RFC: representing sdio devices oob interrupt, clks, etc. in device tree
Olof Johansson
olof at lixom.net
Tue May 27 11:55:35 PDT 2014
On Tue, May 27, 2014 at 06:53:26PM +0100, Mark Brown wrote:
> On Tue, May 27, 2014 at 03:50:33PM +0200, Ulf Hansson wrote:
>
> > To describe the HW in DT, the embedded SDIO card (actually it could be
> > any type of embedded card) shall be modelled as a child node to the
> > mmc host in DT. Similar to what you have proposed, but with the
> > difference that the child node _must_ contain a DT compatible string,
> > which means a "powerup-driver" can be probed.
>
> > Yes, I understand we might need one DT compatible string per board,
> > but that's because we need to model the hardware - and it differs.
>
> > To clarify my view, we do need a "powerup-driver" and the primary
> > reason is that we must not model "power up sequences" within DT.
> > Typically I see the "powerup-driver" as a simple platform driver
> > attached to the platform bus, but I that could of course differ.
>
> This then either conflicts with cases where we need to describe the
> actual contents of the slot with a compatible string or means that the
> SDIO driver needs to handle powerup sequencing since we should be
> binding to the first compatible we find. If the host controller driver
> and/or subsystem is going to deal with the powering up it's not clear
> that it specifically needs to be the compatible property that's used
> to determine the powerup method, it could just be a boolean or a
> 'power-method = blah' property (where blah is one of a series of strings
> defining methods). Alternatively we could have separate nodes for the
> slot and SDIO device but that feels meh. What's the hard requirement
> for it to specifically be a compatible property?
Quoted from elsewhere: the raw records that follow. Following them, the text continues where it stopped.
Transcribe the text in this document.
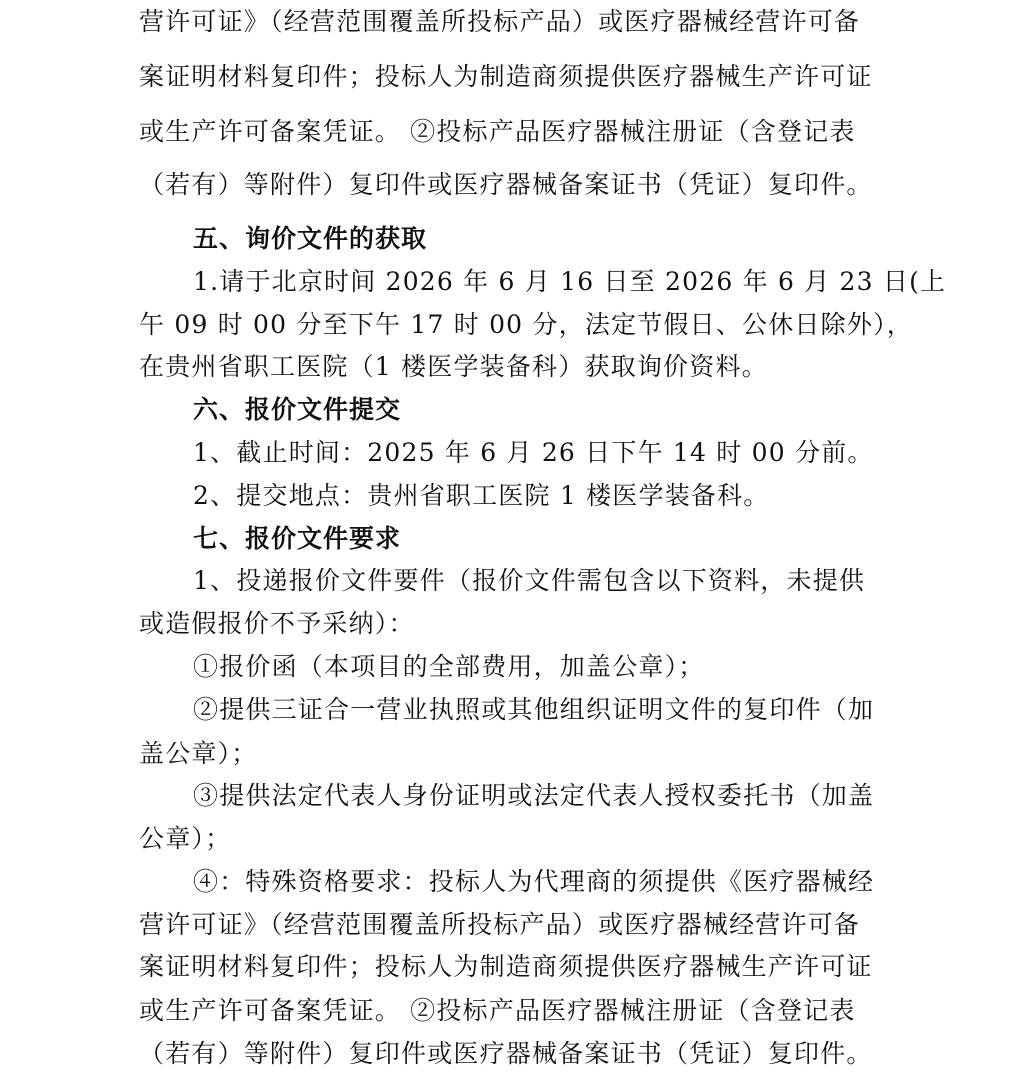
营许可证》（经营范围覆盖所投标产品）或医疗器械经营许可备
案证明材料复印件；投标人为制造商须提供医疗器械生产许可证
或生产许可备案凭证。 ②投标产品医疗器械注册证（含登记表
（若有）等附件）复印件或医疗器械备案证书（凭证）复印件。
五、询价文件的获取
1.请于北京时间 2026 年 6 月 16 日至 2026 年 6 月 23 日(上
午 09 时 00 分至下午 17 时 00 分，法定节假日、公休日除外），
在贵州省职工医院（1 楼医学装备科）获取询价资料。
六、报价文件提交
1、截止时间：2025 年 6 月 26 日下午 14 时 00 分前。
2、提交地点：贵州省职工医院 1 楼医学装备科。
七、报价文件要求
1、投递报价文件要件（报价文件需包含以下资料，未提供
或造假报价不予采纳）：
①报价函（本项目的全部费用，加盖公章）；
②提供三证合一营业执照或其他组织证明文件的复印件（加
盖公章）；
③提供法定代表人身份证明或法定代表人授权委托书（加盖
公章）；
④：特殊资格要求：投标人为代理商的须提供《医疗器械经
营许可证》（经营范围覆盖所投标产品）或医疗器械经营许可备
案证明材料复印件；投标人为制造商须提供医疗器械生产许可证
或生产许可备案凭证。 ②投标产品医疗器械注册证（含登记表
（若有）等附件）复印件或医疗器械备案证书（凭证）复印件。
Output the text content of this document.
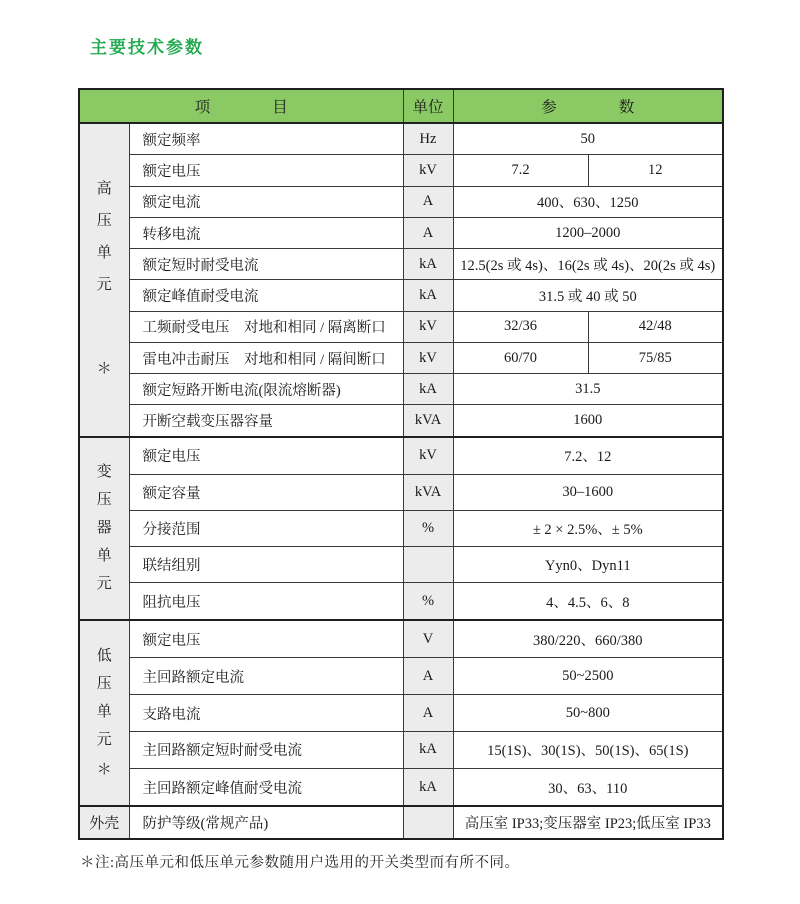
主要技术参数
项　　　　目		单位	参　　　　数	

高
压
单
元
＊	额定频率	Hz	50	
	额定电压	kV	7.2	12
	额定电流	A	400、630、1250	
	转移电流	A	1200–2000	
	额定短时耐受电流	kA	12.5(2s 或 4s)、16(2s 或 4s)、20(2s 或 4s)	
	额定峰值耐受电流	kA	31.5 或 40 或 50	
	工频耐受电压　对地和相同 / 隔离断口	kV	32/36	42/48
	雷电冲击耐压　对地和相同 / 隔间断口	kV	60/70	75/85
	额定短路开断电流(限流熔断器)	kA	31.5	
	开断空载变压器容量	kVA	1600	

变
压
器
单
元	额定电压	kV	7.2、12	
	额定容量	kVA	30–1600	
	分接范围	%	± 2 × 2.5%、± 5%	
	联结组别		Yyn0、Dyn11	
	阻抗电压	%	4、4.5、6、8	

低
压
单
元
＊	额定电压	V	380/220、660/380	
	主回路额定电流	A	50~2500	
	支路电流	A	50~800	
	主回路额定短时耐受电流	kA	15(1S)、30(1S)、50(1S)、65(1S)	
	主回路额定峰值耐受电流	kA	30、63、110	
外壳	防护等级(常规产品)		高压室 IP33;变压器室 IP23;低压室 IP33	
＊注:高压单元和低压单元参数随用户选用的开关类型而有所不同。
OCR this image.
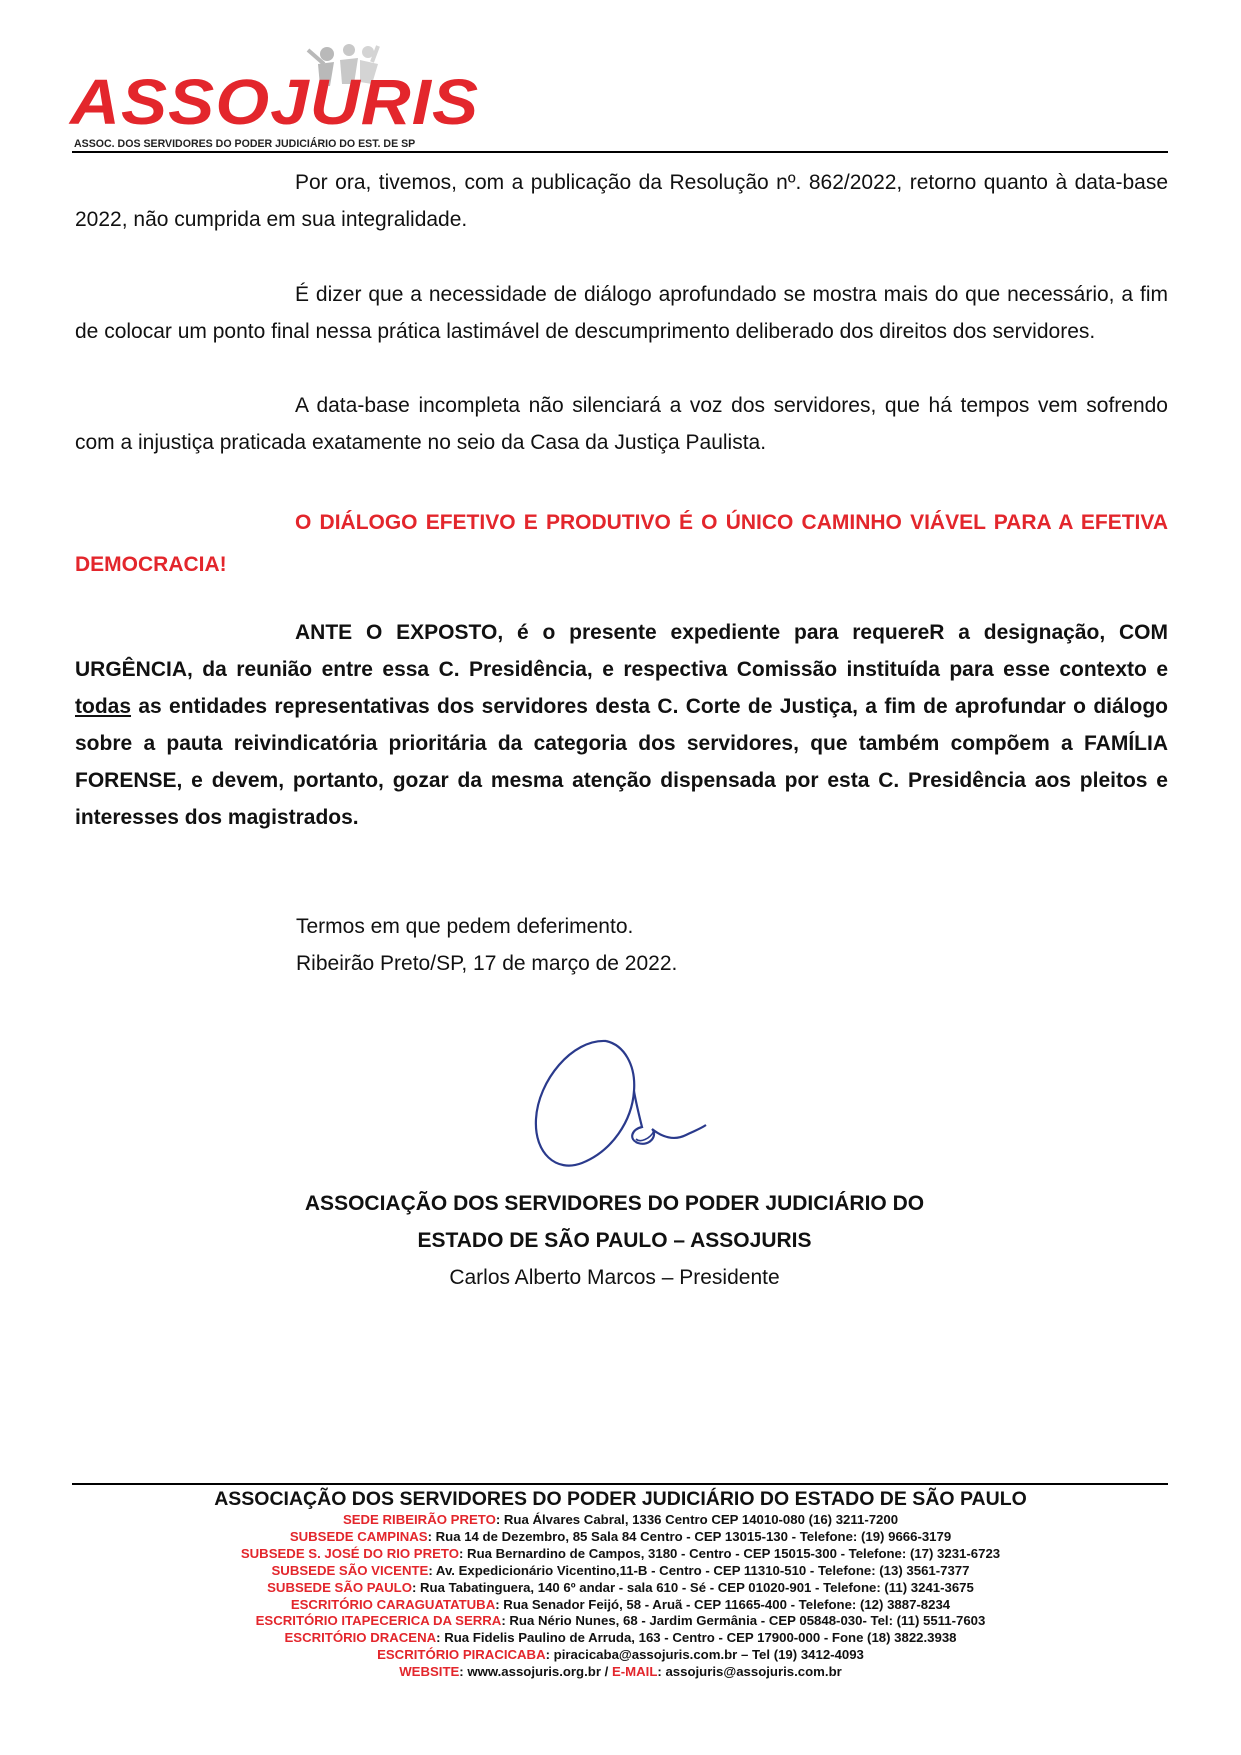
ASSOJURIS
ASSOC. DOS SERVIDORES DO PODER JUDICIÁRIO DO EST. DE SP

Por ora, tivemos, com a publicação da Resolução nº. 862/2022, retorno quanto à data-base 2022, não cumprida em sua integralidade.

É dizer que a necessidade de diálogo aprofundado se mostra mais do que necessário, a fim de colocar um ponto final nessa prática lastimável de descumprimento deliberado dos direitos dos servidores.

A data-base incompleta não silenciará a voz dos servidores, que há tempos vem sofrendo com a injustiça praticada exatamente no seio da Casa da Justiça Paulista.

O DIÁLOGO EFETIVO E PRODUTIVO É O ÚNICO CAMINHO VIÁVEL PARA A EFETIVA DEMOCRACIA!

ANTE O EXPOSTO, é o presente expediente para requereR a designação, COM URGÊNCIA, da reunião entre essa C. Presidência, e respectiva Comissão instituída para esse contexto e todas as entidades representativas dos servidores desta C. Corte de Justiça, a fim de aprofundar o diálogo sobre a pauta reivindicatória prioritária da categoria dos servidores, que também compõem a FAMÍLIA FORENSE, e devem, portanto, gozar da mesma atenção dispensada por esta C. Presidência aos pleitos e interesses dos magistrados.

Termos em que pedem deferimento.

Ribeirão Preto/SP, 17 de março de 2022.

ASSOCIAÇÃO DOS SERVIDORES DO PODER JUDICIÁRIO DO

ESTADO DE SÃO PAULO – ASSOJURIS

Carlos Alberto Marcos – Presidente

ASSOCIAÇÃO DOS SERVIDORES DO PODER JUDICIÁRIO DO ESTADO DE SÃO PAULO
SEDE RIBEIRÃO PRETO: Rua Álvares Cabral, 1336 Centro CEP 14010-080 (16) 3211-7200
SUBSEDE CAMPINAS: Rua 14 de Dezembro, 85 Sala 84 Centro - CEP 13015-130 - Telefone: (19) 9666-3179
SUBSEDE S. JOSÉ DO RIO PRETO: Rua Bernardino de Campos, 3180 - Centro - CEP 15015-300 - Telefone: (17) 3231-6723
SUBSEDE SÃO VICENTE: Av. Expedicionário Vicentino,11-B - Centro - CEP 11310-510 - Telefone: (13) 3561-7377
SUBSEDE SÃO PAULO: Rua Tabatinguera, 140 6º andar - sala 610 - Sé - CEP 01020-901 - Telefone: (11) 3241-3675
ESCRITÓRIO CARAGUATATUBA: Rua Senador Feijó, 58 - Aruã - CEP 11665-400 - Telefone: (12) 3887-8234
ESCRITÓRIO ITAPECERICA DA SERRA: Rua Nério Nunes, 68 - Jardim Germânia - CEP 05848-030- Tel: (11) 5511-7603
ESCRITÓRIO DRACENA: Rua Fidelis Paulino de Arruda, 163 - Centro - CEP 17900-000 - Fone (18) 3822.3938
ESCRITÓRIO PIRACICABA: piracicaba@assojuris.com.br – Tel (19) 3412-4093
WEBSITE: www.assojuris.org.br / E-MAIL: assojuris@assojuris.com.br
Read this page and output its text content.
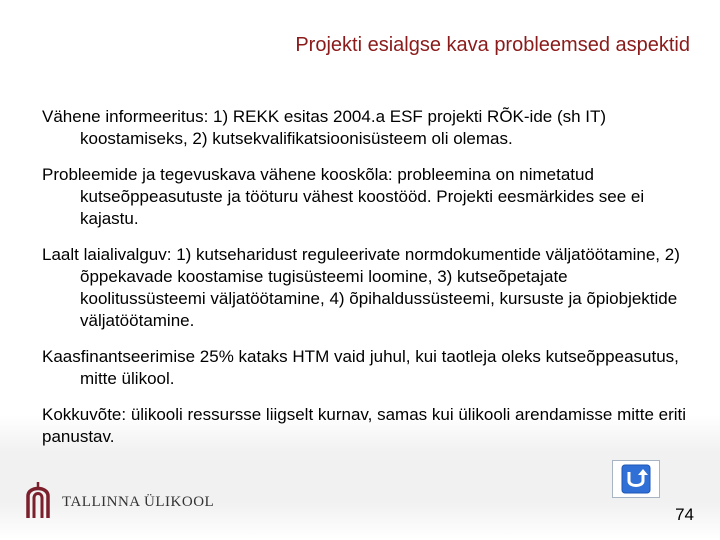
Projekti esialgse kava probleemsed aspektid

Vähene informeeritus: 1) REKK esitas 2004.a ESF projekti RÕK-ide (sh IT) koostamiseks, 2) kutsekvalifikatsioonisüsteem oli olemas.

Probleemide ja tegevuskava vähene kooskõla: probleemina on nimetatud kutseõppeasutuste ja tööturu vähest koostööd. Projekti eesmärkides see ei kajastu.

Laalt laialivalguv: 1) kutseharidust reguleerivate normdokumentide väljatöötamine, 2) õppekavade koostamise tugisüsteemi loomine, 3) kutseõpetajate koolitussüsteemi väljatöötamine, 4) õpihaldussüsteemi, kursuste ja õpiobjektide väljatöötamine.

Kaasfinantseerimise 25% kataks HTM vaid juhul, kui taotleja oleks kutseõppeasutus, mitte ülikool.

Kokkuvõte: ülikooli ressursse liigselt kurnav, samas kui ülikooli arendamisse mitte eriti panustav.

TALLINNA ÜLIKOOL
74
+1. Just because we have a subnode in a device tree, we don't have to have
a driver bind against it. The MMC core code could go down into the subnodes,
find a "power-method = <foo>" property and go ahead and parse the rest of it.
There's no requirement that we do this through the Linux driver model of
probe(), etc.
> > The slot will be the first level of child node under the mmc host,
> > then each slot may have a child node which models the embedded card.
> > But, let's leave that discussion for now. :-)
>
> OK, that's the separate node for the slot and device.
>
> > Powerup driver's ->probe():
> > Typically the "powerup driver" will need to register a few callback
> > functions towards the mmc core. Typically at mmc_of_parse(), those
> > callbacks will have to be connected to a particular mmc host.
>
> > I would like to see three different callbacks, mirroring each of the
> > mmc_ios power_mode states MMC_POWER_OFF|UP|ON.
>
> > The power up sequence, performed by the mmc core:
> > The mmc_power_up|off functions, will invoke the registered "powerup
> > driver's" callbacks if they exists for the particular host it operates
> > on.
>
> There's also the need for the SDIO device to be able to get at the
> resources provided and actively work with them at runtime if it wants to
> manage things more actively (partial poweroff for low power states or
> managing clock rates for example).
Again, I think it gets overly complicated by using a full driver for the
power management. Abstracted out into something separate and scalable
as number of devices grow? Sure, definitely. As a driver? Not convinced.